- The sculpture in 2015
- Artist: Muriel Castanis
- Year: 1992
- Type: Sculpture
- Medium: Bronze with green petina
- Dimensions: 1.8 m × 0.84 m × 1.1 m (6 ft × 2.75 ft × 3.5 ft); 1.8 m diameter (6 ft)
- Condition: "Well maintained" (1993)
- Location: Portland, Oregon, United States; 45°31′40″N 122°39′30″W﻿ / ﻿45.527831°N 122.65838°W;

= Ideals (sculpture) =

Sculpture in Portland, Oregon

Ideals is a 1992 outdoor bronze sculpture by Muriel Castanis, installed outside the Portland State Office Building in northeast Portland, Oregon, United States.

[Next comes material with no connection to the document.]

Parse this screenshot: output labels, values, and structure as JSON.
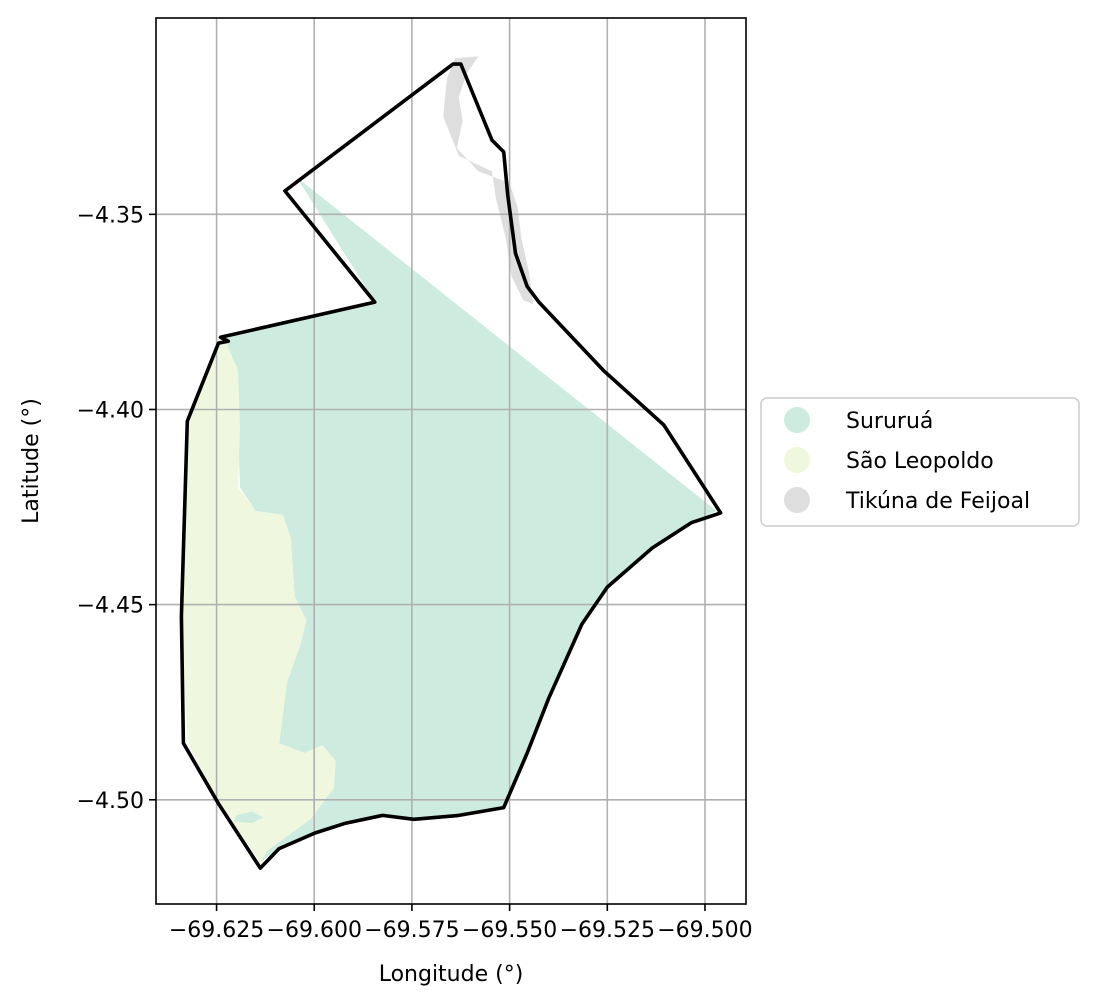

== Description and history ==
Ideals was commissioned in 1991 as part of the One Percent for Art in State Buildings Collection. Castanis completed the work in February 1992, and it was installed at the northwest exterior corner of the Portland State Office Building (800 Northeast Oregon Street) in the Lloyd District. The sculpture is bronze with a green patina and measures approximately 6 × 2.75 × 3.5 ft. It rests on an aggregate base approximately 6 ft in diameter, and weighs 850 lb. The Smithsonian Institution categorizes the work as abstract and allegorical ("hope"), and describes it as a "standing female-like figure in the form of a hooded drapery garment with no visible figure inside". The Public Art Archive describes the sculpture as an "illusion of a human female form, defined by the draping and gathering of cloth rather than the positive space of the form herself". The figure's proper left arm is raised, and four footlights set into the base illuminate it. The Smithsonian's "Save Outdoor Sculpture!" program surveyed the sculpture in 1993 and deemed it "well maintained". Ideals is administered by the Oregon Arts Commission.